Conservation of biodiversity can benefit agriculture through its provisioning of supporting
ecosystem services. It is therefore argued that ecological intensification - whereby farmers
implement measures to boost flows of ecosystem services - could be used to replace
environmentally damaging inputs and hence boost yields and incomes while simultaneously
reducing environmental degradation.
Evaluating the potential of ecological intensification to meet this challenge is however far
from straight-forward. Ecological-economic modelling can be used to investigate the complex
interactions between famers’ land-use decisions and impacts on ecosystem services. Further it
makes it possible to evaluate the cost-effectiveness of different policy responses.
Here we develop an ecological-economic optimization that considers the impacts of farmers’
land-use decisions on flows of above- and below-ground ecosystem services, and the
concomitant impacts on production and incomes. Further the model has been calibrated to the
Liberation project’s seven, pan-European, case-study landscapes to reproduce observed
production decisions (land-use, crop areas and input use) in each landscape.

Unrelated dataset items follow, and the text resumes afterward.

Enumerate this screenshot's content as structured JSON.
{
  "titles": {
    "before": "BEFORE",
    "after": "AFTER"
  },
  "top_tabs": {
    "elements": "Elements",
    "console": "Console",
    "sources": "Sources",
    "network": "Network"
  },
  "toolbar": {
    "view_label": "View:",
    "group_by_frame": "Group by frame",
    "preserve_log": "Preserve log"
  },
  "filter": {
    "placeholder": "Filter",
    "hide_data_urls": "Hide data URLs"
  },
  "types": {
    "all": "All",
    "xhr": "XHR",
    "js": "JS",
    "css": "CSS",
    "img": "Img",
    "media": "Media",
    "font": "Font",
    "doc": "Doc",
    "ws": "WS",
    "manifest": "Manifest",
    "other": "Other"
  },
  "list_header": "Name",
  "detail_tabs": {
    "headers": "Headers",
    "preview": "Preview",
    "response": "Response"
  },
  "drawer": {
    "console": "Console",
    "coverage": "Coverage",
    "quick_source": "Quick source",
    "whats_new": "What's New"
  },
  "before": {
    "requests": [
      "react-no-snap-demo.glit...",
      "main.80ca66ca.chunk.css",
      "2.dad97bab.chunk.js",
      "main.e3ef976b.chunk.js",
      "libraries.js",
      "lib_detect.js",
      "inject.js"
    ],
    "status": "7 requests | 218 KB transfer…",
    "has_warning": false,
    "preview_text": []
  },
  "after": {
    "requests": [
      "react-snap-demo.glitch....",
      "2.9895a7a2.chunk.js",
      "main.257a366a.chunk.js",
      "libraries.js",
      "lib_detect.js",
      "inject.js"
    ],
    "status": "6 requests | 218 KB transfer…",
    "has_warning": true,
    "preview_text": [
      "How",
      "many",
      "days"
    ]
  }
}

The main focus has been on developing and calibrating the optimization model for each
landscape to economic data while using preliminary parameter values for the ecosystemservice
production functions to generate some exploratory results. Hence the presented results
are purely exploratory.
In the next step we will link our models with the multiple production function developed in
WP 4 to validate our results and test their sensitivity to changing conditions.